Par Alain Sanders
Combien y a-t-il eu d’adaptations cinématographiques de Jane Eyre, ce grand roman de Charlotte Brontë paru en 1847 ? Au moins huit. On fait grand cas, à tort à mon goût, de la version de Robert Stevenson de 1994 : si Joan Fontaine tient la route, Orson Wells, outrancier, bavard, agité, passe totalement à côté du personnage de Rochester.
On retiendra donc la version de Franco Zeffirelli de 1996. Avec un William Hurt formidable d’intelligence, lui, et fidèle au roman.

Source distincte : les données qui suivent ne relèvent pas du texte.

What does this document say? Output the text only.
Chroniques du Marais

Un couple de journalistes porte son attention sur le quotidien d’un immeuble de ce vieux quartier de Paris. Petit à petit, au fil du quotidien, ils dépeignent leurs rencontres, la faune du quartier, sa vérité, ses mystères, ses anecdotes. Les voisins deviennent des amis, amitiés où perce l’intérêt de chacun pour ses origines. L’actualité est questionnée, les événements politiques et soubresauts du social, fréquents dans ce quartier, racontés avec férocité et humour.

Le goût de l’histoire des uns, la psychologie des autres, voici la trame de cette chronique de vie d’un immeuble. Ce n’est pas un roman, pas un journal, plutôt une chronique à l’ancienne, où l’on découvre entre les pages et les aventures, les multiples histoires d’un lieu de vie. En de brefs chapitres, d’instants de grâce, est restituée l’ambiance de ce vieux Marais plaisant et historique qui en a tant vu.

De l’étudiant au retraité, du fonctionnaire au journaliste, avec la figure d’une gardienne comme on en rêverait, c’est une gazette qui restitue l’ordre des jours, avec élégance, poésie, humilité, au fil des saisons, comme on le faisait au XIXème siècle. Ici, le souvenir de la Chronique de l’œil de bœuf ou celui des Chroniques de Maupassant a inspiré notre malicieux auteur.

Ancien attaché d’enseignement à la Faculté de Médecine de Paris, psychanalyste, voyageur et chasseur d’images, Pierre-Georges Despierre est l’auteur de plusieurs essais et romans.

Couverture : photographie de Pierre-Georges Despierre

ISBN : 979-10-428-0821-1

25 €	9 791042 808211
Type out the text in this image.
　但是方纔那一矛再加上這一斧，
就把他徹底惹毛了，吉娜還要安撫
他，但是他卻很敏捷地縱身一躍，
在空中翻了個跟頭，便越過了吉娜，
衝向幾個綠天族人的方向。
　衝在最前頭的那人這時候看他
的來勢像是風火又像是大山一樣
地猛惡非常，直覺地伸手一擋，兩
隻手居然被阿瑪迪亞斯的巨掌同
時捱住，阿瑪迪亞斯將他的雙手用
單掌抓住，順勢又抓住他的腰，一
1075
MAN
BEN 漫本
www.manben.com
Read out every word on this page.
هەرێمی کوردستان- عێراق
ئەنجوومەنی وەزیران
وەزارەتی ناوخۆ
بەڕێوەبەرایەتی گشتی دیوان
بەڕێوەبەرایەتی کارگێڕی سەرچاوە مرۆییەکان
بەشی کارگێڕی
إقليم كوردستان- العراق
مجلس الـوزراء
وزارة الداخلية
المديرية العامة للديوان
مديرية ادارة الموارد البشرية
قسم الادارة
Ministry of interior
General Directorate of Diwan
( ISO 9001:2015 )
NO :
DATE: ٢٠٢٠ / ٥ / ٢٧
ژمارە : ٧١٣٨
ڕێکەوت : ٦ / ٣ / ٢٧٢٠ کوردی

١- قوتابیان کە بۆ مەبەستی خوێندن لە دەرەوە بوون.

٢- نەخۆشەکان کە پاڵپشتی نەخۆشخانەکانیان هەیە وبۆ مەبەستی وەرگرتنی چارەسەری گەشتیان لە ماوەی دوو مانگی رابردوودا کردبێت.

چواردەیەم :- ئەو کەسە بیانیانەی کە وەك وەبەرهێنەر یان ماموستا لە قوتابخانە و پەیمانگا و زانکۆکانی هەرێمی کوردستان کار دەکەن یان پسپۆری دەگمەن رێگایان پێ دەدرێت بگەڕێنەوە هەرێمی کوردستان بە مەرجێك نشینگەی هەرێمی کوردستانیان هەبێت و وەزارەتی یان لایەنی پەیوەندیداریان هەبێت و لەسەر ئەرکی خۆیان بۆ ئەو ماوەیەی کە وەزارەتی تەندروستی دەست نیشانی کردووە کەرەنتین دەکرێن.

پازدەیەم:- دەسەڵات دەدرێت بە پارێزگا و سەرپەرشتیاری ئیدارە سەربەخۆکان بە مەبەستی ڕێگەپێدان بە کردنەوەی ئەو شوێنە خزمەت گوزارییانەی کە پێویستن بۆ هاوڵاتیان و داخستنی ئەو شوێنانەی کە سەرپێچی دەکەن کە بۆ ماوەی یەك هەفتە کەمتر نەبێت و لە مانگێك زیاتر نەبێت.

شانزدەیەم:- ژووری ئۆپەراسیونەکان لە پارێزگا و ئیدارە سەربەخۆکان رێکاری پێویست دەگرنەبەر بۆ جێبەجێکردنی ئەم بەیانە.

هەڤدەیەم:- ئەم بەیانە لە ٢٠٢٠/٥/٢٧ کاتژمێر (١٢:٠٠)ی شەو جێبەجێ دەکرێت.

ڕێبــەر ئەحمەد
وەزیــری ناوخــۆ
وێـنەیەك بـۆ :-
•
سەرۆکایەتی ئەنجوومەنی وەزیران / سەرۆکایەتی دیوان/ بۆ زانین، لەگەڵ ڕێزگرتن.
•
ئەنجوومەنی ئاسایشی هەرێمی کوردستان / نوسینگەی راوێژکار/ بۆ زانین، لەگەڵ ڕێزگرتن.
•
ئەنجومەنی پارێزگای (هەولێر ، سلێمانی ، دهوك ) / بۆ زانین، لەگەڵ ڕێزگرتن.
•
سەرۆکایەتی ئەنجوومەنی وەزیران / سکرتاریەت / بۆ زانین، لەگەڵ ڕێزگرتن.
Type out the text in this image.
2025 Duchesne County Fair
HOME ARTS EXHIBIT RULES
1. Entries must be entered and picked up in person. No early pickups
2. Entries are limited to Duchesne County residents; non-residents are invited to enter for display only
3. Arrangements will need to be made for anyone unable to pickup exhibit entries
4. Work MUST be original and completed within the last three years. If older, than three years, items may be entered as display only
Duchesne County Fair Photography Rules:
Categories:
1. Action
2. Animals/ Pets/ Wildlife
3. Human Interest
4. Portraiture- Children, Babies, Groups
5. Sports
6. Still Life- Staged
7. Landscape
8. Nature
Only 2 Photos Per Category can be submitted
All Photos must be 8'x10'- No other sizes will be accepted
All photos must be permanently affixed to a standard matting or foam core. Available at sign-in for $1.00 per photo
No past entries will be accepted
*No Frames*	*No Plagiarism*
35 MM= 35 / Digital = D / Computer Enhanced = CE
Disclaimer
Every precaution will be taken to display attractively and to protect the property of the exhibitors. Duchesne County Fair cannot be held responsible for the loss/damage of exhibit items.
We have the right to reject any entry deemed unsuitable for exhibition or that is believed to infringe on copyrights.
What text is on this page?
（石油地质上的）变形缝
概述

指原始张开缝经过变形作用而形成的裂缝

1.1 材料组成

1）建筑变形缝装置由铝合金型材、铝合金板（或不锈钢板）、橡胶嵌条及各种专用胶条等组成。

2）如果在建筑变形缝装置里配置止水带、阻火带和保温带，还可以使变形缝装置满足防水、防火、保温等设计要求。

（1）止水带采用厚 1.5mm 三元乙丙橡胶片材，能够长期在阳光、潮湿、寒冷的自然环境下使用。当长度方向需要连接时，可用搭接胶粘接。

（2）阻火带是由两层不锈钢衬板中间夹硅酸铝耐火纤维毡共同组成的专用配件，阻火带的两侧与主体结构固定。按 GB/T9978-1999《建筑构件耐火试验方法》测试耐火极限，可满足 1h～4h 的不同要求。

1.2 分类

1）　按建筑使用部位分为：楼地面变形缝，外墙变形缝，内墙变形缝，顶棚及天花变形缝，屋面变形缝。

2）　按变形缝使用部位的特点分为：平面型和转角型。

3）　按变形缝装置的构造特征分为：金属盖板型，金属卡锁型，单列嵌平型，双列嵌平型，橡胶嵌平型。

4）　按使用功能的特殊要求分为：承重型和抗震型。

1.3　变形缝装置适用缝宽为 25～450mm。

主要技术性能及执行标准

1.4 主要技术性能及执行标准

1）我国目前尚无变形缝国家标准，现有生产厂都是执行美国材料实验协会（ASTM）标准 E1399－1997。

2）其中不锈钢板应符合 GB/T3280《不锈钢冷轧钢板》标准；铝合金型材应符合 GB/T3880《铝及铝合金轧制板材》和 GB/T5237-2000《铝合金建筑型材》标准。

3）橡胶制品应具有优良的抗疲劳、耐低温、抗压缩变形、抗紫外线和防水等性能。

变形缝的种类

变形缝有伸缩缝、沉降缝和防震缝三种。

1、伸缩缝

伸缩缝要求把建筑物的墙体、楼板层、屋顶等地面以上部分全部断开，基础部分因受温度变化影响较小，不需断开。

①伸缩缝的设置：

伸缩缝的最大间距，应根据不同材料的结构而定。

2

Dans le rôle-titre, Charlotte Gainsbourg est le personnage : point trop jolie, effacée, discrète, mais dure et forte tout à la fois.
Romantique Jane Eyre ? Plus romantique, tu meurs ! Et l’on meurt beaucoup dans l’histoire de cette petite orpheline livrée d’abord à une tante et à des cousins sadiques, placée ensuite dans une école tenue par un demi-fou pervers, puis engagée comme gouvernante au château de Thornfield où, emportée par l’amour, elle réapprend doucettement à vivre.
Dans un des tomes de ses Journaux, Julien Green note : « Relu une partie de Jane Eyre, simplement pour ne pas oublier ce que c’est qu’un grand roman. J’aime les maladresses de ce livre, ce mélange de gaucherie et d’audace, l’intarissable sérieux de l’auteur. »
Sans avoir l’air d’y toucher, Charlotte Brontë excelle en effet à suggérer la sensualité de son héroïne. Moderne Jane Eyre ? Cent fois plus que certaines grognasses caricaturales.